How to fix CVE-2024-3573?

1. PATCH: Apply MLflow commit 438a450714a3ca06285eeea34bdc6cf79d7f6cbc or upgrade to a fixed release immediately. 2. ISOLATE: If patching is not immediate, restrict MLflow to internal network access only — no internet exposure under any circumstance. 3. AUDIT: Review MLflow API logs for model version creation requests with unusual 'source' parameters — look for file://, empty scheme URIs, or path traversal sequences (../, %2e%2e). 4. ROTATE: Assume credentials accessible to the MLflow process are compromised — rotate cloud IAM keys, database passwords, and API tokens. 5. DETECT: Add SIEM/WAF rules alerting on MLflow API calls with 'source' field containing file://, empty scheme, or path traversal patterns.

What systems are affected by CVE-2024-3573?

This vulnerability affects the following AI/ML architecture patterns: MLflow experiment tracking deployments, model registry, training pipelines, ML platform infrastructure, model serving.

What is the CVSS score for CVE-2024-3573?

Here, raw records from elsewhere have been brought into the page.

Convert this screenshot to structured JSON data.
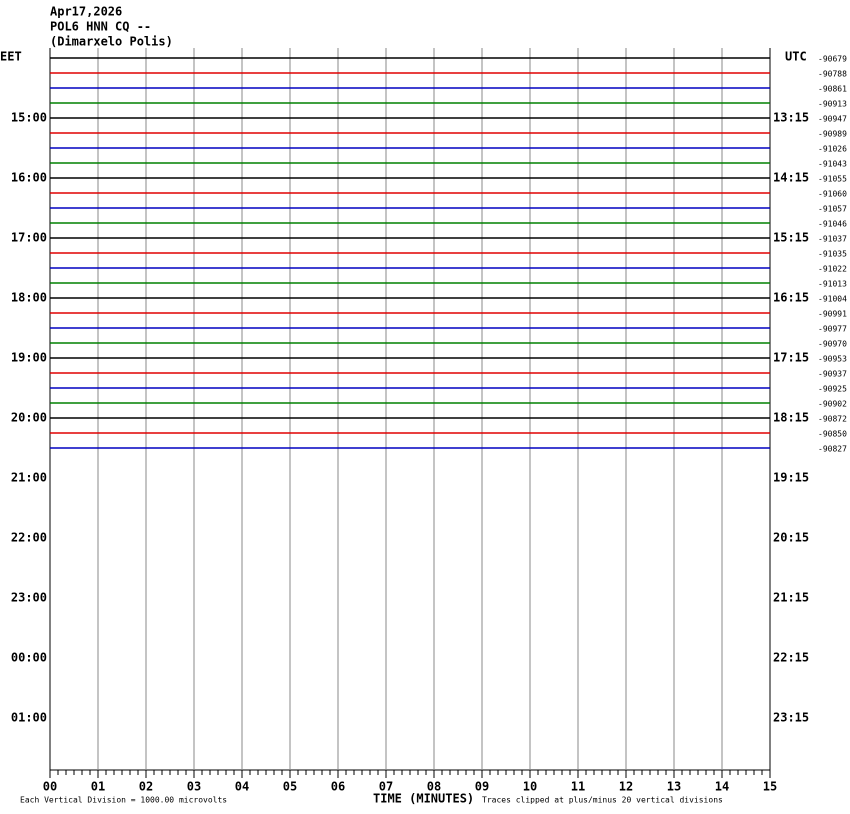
{
  "header": {
    "date": "Apr17,2026",
    "station": "POL6 HNN CQ --",
    "location": "(Dimarxelo Polis)"
  },
  "left_axis": {
    "title": "EET",
    "labels": [
      "15:00",
      "16:00",
      "17:00",
      "18:00",
      "19:00",
      "20:00",
      "21:00",
      "22:00",
      "23:00",
      "00:00",
      "01:00"
    ]
  },
  "right_axis": {
    "title": "UTC",
    "labels": [
      "13:15",
      "14:15",
      "15:15",
      "16:15",
      "17:15",
      "18:15",
      "19:15",
      "20:15",
      "21:15",
      "22:15",
      "23:15"
    ]
  },
  "x_axis": {
    "title": "TIME (MINUTES)",
    "labels": [
      "00",
      "01",
      "02",
      "03",
      "04",
      "05",
      "06",
      "07",
      "08",
      "09",
      "10",
      "11",
      "12",
      "13",
      "14",
      "15"
    ]
  },
  "trace_colors": [
    "#000000",
    "#e00000",
    "#0000c0",
    "#008000"
  ],
  "traces": [
    {
      "offset": -90679
    },
    {
      "offset": -90788
    },
    {
      "offset": -90861
    },
    {
      "offset": -90913
    },
    {
      "offset": -90947
    },
    {
      "offset": -90989
    },
    {
      "offset": -91026
    },
    {
      "offset": -91043
    },
    {
      "offset": -91055
    },
    {
      "offset": -91060
    },
    {
      "offset": -91057
    },
    {
      "offset": -91046
    },
    {
      "offset": -91037
    },
    {
      "offset": -91035
    },
    {
      "offset": -91022
    },
    {
      "offset": -91013
    },
    {
      "offset": -91004
    },
    {
      "offset": -90991
    },
    {
      "offset": -90977
    },
    {
      "offset": -90970
    },
    {
      "offset": -90953
    },
    {
      "offset": -90937
    },
    {
      "offset": -90925
    },
    {
      "offset": -90902
    },
    {
      "offset": -90872
    },
    {
      "offset": -90850
    },
    {
      "offset": -90827
    }
  ],
  "footer": {
    "scale": "Each Vertical Division = 1000.00 microvolts",
    "clip": "Traces clipped at plus/minus 20 vertical divisions"
  }
}
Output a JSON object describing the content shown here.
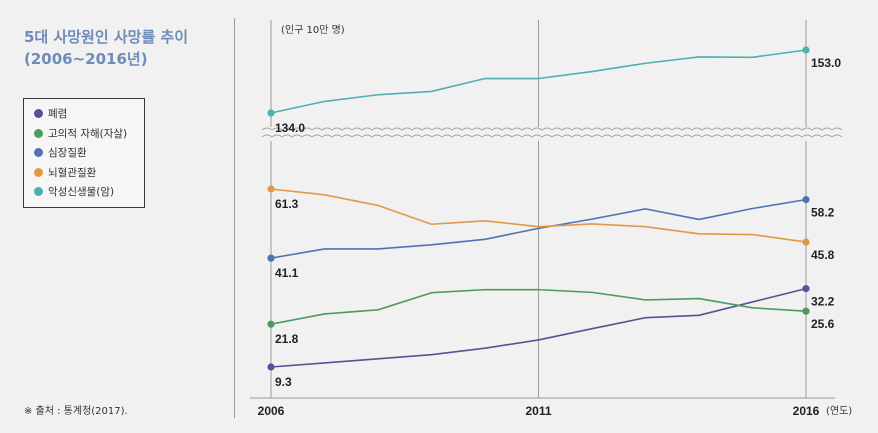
{
  "title": {
    "line1": "5대 사망원인 사망률 추이",
    "line2": "(2006~2016년)"
  },
  "source": "※ 출처 : 통계청(2017).",
  "chart_data": {
    "type": "line",
    "unit": "(인구 10만 명)",
    "x_unit": "(연도)",
    "x_ticks": [
      "2006",
      "2011",
      "2016"
    ],
    "x": [
      2006,
      2007,
      2008,
      2009,
      2010,
      2011,
      2012,
      2013,
      2014,
      2015,
      2016
    ],
    "axis_break": true,
    "series": [
      {
        "name": "폐렴",
        "color": "#5b4f98",
        "values": [
          9.3,
          10.5,
          11.7,
          12.9,
          14.8,
          17.2,
          20.5,
          23.7,
          24.4,
          28.3,
          32.2
        ],
        "start_label": "9.3",
        "end_label": "32.2"
      },
      {
        "name": "고의적 자해(자살)",
        "color": "#4f9a60",
        "values": [
          21.8,
          24.8,
          26.0,
          31.0,
          31.9,
          31.9,
          31.1,
          28.9,
          29.3,
          26.6,
          25.6
        ],
        "start_label": "21.8",
        "end_label": "25.6"
      },
      {
        "name": "심장질환",
        "color": "#4f72b5",
        "values": [
          41.1,
          43.8,
          43.8,
          45.0,
          46.6,
          49.8,
          52.5,
          55.5,
          52.4,
          55.6,
          58.2
        ],
        "start_label": "41.1",
        "end_label": "58.2"
      },
      {
        "name": "뇌혈관질환",
        "color": "#e09a45",
        "values": [
          61.3,
          59.6,
          56.5,
          51.0,
          52.0,
          50.3,
          51.1,
          50.3,
          48.2,
          48.0,
          45.8
        ],
        "start_label": "61.3",
        "end_label": "45.8"
      },
      {
        "name": "악성신생물(암)",
        "color": "#4eb0ae",
        "values": [
          134.0,
          137.5,
          139.5,
          140.5,
          144.4,
          144.4,
          146.5,
          149.0,
          150.9,
          150.8,
          153.0
        ],
        "start_label": "134.0",
        "end_label": "153.0"
      }
    ]
  }
}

CVE-2024-3573 has a CVSS v3.1 base score of 9.3 (CRITICAL). The EPSS exploitation probability is 0.20%.

Technical Details

NVD Description

mlflow/mlflow is vulnerable to Local File Inclusion (LFI) due to improper parsing of URIs, allowing attackers to bypass checks and read arbitrary files on the system. The issue arises from the 'is_local_uri' function's failure to properly handle URIs with empty or 'file' schemes, leading to the misclassification of URIs as non-local. Attackers can exploit this by crafting malicious model versions with specially crafted 'source' parameters, enabling the reading of sensitive files within at least two directory levels from the server's root.

Exploitation Scenario

An attacker scans Shodan/Censys for internet-exposed MLflow tracking servers (common in data science teams that deploy without authentication). They send a POST to /api/2.0/mlflow/model-versions/create with a crafted 'source' parameter using an empty scheme or file:// URI. The is_local_uri check misclassifies the URI as non-local and MLflow processes it, returning file contents in the response. The attacker iterates: reads /proc/self/environ for environment variables containing API keys, reads ~/.aws/credentials for cloud credentials, reads MLflow's own .env for database passwords. With cloud credentials in hand, they pivot to S3 to exfiltrate model weights and training datasets, or escalate privileges in the cloud account.